En efecto, Isabel Ivanowna era una criatura desgraciada. Amargo es el pan ajeno -dijo Dante- y duro es bajar por la escalera de otro.

¿Qué amargura de las que proceden de la dependencia de otro, ignoraría una pobre joven protegida por una anciana rica e ilustre? La Condesa no era mala, pero sí caprichosa como mujer, amiga de la sociedad, avara y sumida en el mayor egoísmo, como suele ocurrir con los viejos enamorados de su tiempo y extraños al presente. […] Isabel Ivanowna era un mártir doméstico.

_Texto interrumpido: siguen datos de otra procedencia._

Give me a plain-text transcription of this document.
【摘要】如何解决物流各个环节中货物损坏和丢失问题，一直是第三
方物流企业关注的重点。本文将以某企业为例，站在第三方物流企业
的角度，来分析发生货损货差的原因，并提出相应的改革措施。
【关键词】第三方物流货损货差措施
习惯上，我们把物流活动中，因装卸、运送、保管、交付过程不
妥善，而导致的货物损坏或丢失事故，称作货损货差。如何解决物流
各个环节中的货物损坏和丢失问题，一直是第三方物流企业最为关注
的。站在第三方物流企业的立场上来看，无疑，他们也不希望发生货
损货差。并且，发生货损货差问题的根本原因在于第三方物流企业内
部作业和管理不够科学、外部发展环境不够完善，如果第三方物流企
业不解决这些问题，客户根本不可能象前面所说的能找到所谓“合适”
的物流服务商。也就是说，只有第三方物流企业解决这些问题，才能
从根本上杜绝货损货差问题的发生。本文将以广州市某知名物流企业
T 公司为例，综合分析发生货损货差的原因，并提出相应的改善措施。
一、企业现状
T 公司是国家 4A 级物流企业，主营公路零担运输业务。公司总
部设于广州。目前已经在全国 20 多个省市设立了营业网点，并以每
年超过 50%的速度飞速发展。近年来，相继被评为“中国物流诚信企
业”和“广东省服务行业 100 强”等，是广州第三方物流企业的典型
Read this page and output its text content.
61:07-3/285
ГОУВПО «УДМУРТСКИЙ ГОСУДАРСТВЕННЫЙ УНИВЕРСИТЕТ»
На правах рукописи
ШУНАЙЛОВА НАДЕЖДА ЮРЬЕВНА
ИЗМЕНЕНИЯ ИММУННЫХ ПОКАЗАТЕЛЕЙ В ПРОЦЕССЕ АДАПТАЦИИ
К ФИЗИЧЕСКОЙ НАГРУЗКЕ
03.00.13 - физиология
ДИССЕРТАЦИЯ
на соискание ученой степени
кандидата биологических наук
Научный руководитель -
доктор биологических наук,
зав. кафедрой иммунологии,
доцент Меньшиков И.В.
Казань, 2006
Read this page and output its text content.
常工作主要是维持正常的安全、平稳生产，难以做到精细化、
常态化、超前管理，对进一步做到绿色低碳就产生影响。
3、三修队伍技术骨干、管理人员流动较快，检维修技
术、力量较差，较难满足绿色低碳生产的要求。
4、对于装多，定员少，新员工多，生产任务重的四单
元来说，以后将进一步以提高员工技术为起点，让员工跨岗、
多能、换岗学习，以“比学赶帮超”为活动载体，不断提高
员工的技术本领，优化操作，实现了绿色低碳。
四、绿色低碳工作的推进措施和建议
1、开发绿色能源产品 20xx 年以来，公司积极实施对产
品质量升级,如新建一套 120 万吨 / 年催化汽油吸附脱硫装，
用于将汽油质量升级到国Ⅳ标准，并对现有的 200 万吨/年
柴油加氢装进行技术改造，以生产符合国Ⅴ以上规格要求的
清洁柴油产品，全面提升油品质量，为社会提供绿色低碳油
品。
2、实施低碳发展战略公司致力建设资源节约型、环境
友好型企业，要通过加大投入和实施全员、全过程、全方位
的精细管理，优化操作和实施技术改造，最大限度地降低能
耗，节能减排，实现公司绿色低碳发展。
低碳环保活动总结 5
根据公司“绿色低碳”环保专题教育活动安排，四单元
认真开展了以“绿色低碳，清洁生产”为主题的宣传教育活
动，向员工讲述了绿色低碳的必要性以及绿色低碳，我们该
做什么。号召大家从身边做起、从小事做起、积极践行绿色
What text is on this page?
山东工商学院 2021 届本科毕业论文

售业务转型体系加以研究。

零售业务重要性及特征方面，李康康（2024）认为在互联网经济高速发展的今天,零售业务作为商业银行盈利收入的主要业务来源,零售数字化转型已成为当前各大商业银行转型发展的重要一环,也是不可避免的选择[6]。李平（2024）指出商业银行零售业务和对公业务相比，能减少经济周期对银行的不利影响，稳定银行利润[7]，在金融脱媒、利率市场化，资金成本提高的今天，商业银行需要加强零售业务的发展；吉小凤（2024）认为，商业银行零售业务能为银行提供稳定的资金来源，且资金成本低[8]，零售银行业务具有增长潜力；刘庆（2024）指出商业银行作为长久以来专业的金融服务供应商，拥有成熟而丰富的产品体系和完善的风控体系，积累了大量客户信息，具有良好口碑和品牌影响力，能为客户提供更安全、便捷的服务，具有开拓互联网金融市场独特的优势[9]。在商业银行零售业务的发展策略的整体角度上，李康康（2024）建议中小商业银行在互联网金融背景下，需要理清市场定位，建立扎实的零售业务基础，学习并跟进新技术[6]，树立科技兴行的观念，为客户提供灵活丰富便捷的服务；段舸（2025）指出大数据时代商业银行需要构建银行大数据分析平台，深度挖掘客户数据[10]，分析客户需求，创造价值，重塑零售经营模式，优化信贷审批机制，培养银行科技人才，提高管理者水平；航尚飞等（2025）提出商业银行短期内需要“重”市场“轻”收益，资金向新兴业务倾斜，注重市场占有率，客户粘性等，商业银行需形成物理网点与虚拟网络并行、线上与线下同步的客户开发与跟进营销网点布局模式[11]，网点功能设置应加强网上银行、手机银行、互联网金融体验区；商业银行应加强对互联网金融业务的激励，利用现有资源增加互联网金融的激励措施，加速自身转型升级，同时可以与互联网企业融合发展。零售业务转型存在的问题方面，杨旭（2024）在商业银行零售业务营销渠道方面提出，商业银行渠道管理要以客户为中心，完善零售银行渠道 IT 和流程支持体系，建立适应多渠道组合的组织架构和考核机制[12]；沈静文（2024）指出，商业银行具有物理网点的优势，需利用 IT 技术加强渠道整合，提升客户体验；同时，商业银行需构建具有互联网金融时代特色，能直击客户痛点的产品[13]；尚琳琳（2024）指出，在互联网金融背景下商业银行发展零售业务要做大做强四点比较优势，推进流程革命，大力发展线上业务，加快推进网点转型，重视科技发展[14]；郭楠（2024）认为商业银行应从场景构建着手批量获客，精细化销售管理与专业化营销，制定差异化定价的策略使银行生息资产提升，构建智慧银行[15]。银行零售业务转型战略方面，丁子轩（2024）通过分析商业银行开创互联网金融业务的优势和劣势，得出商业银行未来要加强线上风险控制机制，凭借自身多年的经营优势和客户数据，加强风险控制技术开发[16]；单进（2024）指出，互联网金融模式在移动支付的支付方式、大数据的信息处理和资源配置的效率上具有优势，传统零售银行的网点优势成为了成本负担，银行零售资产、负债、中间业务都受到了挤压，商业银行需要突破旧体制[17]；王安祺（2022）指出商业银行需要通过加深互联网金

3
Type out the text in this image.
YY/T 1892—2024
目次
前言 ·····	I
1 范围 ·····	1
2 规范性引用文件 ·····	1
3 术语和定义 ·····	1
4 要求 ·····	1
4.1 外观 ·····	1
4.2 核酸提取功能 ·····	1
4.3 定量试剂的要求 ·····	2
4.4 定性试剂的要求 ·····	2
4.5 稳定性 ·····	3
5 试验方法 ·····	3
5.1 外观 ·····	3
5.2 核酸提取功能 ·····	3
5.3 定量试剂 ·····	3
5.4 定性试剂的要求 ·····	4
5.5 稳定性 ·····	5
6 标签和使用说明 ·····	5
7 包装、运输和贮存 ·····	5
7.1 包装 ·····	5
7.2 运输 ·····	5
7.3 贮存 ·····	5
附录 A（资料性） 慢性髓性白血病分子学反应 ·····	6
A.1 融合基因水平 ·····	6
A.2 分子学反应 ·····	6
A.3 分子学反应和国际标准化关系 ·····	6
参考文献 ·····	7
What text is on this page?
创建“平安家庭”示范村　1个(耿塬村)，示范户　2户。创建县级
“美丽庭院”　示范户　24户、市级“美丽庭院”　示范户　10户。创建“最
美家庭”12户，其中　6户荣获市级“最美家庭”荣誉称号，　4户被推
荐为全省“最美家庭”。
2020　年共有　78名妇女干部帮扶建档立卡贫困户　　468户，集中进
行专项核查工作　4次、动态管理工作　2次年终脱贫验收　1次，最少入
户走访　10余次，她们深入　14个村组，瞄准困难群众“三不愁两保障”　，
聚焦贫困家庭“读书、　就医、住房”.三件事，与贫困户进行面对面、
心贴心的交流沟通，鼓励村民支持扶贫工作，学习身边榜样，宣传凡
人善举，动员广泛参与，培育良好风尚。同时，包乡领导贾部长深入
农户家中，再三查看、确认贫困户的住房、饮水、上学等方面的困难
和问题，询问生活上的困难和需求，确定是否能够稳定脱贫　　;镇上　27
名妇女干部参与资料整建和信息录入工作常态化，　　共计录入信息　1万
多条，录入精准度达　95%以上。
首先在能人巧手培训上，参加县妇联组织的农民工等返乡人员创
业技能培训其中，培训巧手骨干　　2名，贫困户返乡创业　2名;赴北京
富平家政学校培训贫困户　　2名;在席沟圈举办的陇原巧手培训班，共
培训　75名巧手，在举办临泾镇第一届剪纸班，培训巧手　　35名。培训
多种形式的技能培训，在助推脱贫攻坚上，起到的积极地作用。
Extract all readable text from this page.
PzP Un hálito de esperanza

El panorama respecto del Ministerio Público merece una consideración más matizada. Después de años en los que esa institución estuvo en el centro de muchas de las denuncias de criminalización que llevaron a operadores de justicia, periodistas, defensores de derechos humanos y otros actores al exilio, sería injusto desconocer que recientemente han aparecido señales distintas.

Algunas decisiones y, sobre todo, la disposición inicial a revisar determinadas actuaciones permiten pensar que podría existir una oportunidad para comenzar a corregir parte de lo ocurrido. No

Ella servía el té y escuchaba reprimendas de consumo exagerado de azúcar; ella leía novelas en voz alta y tenía la culpa de cuantos errores había cometido el autor; ella acompañaba a la princesa cuando salía de paseo y era responsable del tiempo y del estado de las calles. Tenía señalada una retribución pecuniaria, pero nunca se la pagaban, sin embargo le exigían que se vistiera como todas, es decir, como pocas. En sociedad desempeñaba el mismo papel. Todos la conocían y ninguno le hacía caso; en los bailes no la sacaban a bailar sino cuando faltaba un vis a vis, y las señoras se cogían de su brazo cuantas veces necesitaban ir al tocador para arreglar algún detalle del vestido. Como tenía amor propio, sentía lo triste de su situación y miraba alrededor suyo esperando con impaciencia que se presentase un libertador; pero los jóvenes, calculadores a pesar de su vanidad juvenil, no le hacían ningún caso, por más que fuera Isabel Ivanowna cien veces más bonita y más agradable que las impertinentes  y desagradables jóvenes en torno de las cuales se movían. ¡Cuántas veces, abandonando la sala aburrida y pomposa, habíase retirado a su pobre alcoba, donde lloraba silenciosamente al lado de los viejos biombos y de antiguas tapicerías, mirando con tristeza la cómoda, el espejo y la cama que constituían su mobiliario a la luz escasa que proyectaba una vela de sebo puesta sobre un candelero de metal!».

«Amargo es el pan ajeno -dijo Dante- y duro es bajar por la escalera de otro».